The effort has met unbridled opposition in, among other places, the county that has thought as hard as any other about what kind of early intervention might stop youth from turning violent – Jefferson County, home of Columbine.

“The FBI determined in its report that there’s no way to profile, for instance, a school shooter,” Kauffman says. “They determined that half the population of the country would fit this profile.”

Actually, the information-sharing there works in reverse from the Mobile setup. A year after the Columbine shootings, the Colorado Legislature passed the Weapons at School Information Sharing bill which, according to Kauffman, requires local district attorneys to report all instances of juveniles charged with a crime to the school district within 72 hours. He says officials from the schools, the sheriff’s department and the district attorney’s office determine whether a youth should remain in school or go to an alternative setting, including juvenile detention.

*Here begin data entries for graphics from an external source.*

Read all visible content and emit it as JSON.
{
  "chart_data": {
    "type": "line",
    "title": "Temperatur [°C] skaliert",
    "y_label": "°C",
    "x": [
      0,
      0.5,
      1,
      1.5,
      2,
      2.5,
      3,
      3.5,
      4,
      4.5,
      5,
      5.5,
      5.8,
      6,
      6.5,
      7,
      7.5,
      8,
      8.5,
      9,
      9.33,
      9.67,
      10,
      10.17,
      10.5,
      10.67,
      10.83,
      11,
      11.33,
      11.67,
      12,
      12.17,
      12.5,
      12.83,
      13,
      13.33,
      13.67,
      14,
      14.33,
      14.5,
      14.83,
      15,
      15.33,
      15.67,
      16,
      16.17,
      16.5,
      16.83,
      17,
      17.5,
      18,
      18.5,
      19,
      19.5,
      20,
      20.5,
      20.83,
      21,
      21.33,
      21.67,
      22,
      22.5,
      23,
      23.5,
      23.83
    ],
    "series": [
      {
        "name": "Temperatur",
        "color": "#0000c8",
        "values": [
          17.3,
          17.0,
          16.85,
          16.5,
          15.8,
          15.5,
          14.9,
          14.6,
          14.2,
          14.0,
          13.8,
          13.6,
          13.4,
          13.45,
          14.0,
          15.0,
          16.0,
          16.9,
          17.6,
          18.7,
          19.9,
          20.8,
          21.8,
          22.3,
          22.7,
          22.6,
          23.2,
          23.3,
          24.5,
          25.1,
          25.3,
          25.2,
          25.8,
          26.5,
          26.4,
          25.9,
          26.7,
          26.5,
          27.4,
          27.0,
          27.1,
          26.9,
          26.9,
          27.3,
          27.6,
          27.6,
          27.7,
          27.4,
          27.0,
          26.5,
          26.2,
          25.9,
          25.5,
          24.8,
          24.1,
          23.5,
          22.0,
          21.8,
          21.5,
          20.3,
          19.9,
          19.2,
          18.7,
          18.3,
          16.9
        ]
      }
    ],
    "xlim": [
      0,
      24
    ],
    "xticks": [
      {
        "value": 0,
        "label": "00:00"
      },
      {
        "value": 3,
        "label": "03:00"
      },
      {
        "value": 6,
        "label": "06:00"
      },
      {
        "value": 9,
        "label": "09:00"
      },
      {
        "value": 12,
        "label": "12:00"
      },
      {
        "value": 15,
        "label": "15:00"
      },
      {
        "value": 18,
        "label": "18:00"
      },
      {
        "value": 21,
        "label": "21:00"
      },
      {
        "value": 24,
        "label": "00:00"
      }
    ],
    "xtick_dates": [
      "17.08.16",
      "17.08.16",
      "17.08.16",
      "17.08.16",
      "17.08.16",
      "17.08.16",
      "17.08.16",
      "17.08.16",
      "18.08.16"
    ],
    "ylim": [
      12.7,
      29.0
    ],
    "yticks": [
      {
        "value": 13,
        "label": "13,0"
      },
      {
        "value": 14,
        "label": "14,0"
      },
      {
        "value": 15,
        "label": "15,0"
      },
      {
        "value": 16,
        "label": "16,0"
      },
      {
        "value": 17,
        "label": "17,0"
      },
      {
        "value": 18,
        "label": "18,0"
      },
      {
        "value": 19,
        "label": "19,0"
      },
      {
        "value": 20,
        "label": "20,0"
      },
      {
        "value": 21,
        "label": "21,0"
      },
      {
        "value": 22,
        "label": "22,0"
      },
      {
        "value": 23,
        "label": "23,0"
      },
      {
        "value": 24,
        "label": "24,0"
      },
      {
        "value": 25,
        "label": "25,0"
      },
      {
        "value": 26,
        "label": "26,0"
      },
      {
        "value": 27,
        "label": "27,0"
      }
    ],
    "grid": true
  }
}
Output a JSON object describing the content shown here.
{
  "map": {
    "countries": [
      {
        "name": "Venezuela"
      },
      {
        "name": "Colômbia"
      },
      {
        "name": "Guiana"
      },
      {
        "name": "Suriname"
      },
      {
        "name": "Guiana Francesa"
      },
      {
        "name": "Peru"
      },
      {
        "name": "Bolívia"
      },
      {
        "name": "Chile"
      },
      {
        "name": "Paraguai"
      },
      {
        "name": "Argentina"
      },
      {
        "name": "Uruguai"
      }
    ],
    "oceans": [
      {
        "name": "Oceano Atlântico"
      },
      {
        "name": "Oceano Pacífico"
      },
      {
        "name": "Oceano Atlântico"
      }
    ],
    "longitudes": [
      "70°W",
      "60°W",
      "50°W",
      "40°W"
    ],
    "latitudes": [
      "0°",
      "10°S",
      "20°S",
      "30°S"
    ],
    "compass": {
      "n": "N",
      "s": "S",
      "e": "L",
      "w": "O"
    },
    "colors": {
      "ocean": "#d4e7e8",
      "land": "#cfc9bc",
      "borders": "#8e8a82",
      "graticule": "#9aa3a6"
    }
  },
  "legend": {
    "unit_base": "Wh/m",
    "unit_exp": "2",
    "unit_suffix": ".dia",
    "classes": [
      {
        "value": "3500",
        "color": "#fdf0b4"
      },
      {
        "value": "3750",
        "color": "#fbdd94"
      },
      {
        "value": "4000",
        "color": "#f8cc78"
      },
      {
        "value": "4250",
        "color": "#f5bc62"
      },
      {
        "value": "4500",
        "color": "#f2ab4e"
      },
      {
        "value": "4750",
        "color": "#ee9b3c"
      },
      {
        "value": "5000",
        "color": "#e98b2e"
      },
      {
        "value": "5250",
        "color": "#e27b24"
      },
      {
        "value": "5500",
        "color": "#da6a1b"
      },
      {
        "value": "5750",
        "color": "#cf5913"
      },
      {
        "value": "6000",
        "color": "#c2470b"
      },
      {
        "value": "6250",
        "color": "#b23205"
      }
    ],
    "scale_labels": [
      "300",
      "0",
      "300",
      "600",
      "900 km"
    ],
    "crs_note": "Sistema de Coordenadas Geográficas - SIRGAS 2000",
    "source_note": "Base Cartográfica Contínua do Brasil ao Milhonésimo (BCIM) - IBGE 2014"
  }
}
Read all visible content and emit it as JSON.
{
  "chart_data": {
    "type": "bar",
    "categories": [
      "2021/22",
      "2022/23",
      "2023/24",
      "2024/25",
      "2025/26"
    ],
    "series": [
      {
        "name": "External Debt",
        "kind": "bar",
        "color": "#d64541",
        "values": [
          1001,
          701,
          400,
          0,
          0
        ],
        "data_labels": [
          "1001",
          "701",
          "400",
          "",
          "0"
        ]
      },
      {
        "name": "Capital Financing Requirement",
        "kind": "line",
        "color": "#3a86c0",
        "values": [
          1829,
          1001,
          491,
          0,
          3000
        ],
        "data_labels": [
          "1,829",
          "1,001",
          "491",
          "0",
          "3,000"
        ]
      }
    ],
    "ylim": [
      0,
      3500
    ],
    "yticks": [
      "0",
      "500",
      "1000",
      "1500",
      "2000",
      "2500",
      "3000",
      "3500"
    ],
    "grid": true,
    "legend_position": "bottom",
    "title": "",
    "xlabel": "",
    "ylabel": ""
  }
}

Child and family advocates have, by and large, greeted Tyson’s creation with disdain and outrage.

“D.A. Tyson didn’t invent profiling kids,” says Vincent Schiraldi, executive director of the Washington, D.C.-based Justice Policy Institute. “The RAND Corporation, among others, have tried to predict future delinquencies and failed.”

Schiraldi says such efforts wind up “mislabeling and misdirecting kids.” This labeling effect, he says, causes kids “to be shunned by their peers and community” and “put on the fast-track to incarceration.”

Mark Soler, president of the Youth Law Center, says that “people have tried for many years to predict who the criminals will be while they are young, and none of these efforts have been worthwhile.” He notes that one theory was based on “the arsenic content in a kid’s hair.”

Soler says Tyson’s approach “ignores efforts to work with the individual child by using criteria that lump him or her in broad categories.”

More insidiously, Soler believes the database approach is a “get-rich-quick criminal justice scheme that ignores the hard work necessary to bring fair, honest justice to those children and families who live near or below the poverty line. It actually minimizes efforts to improve the juvenile justice system.”

Tyson’s website says: “Each intervention will be tailored to the child’s particular circumstances – in some cases, it might be a stern talk with police; in others, a social worker might be able to help the child work through difficulties at home.”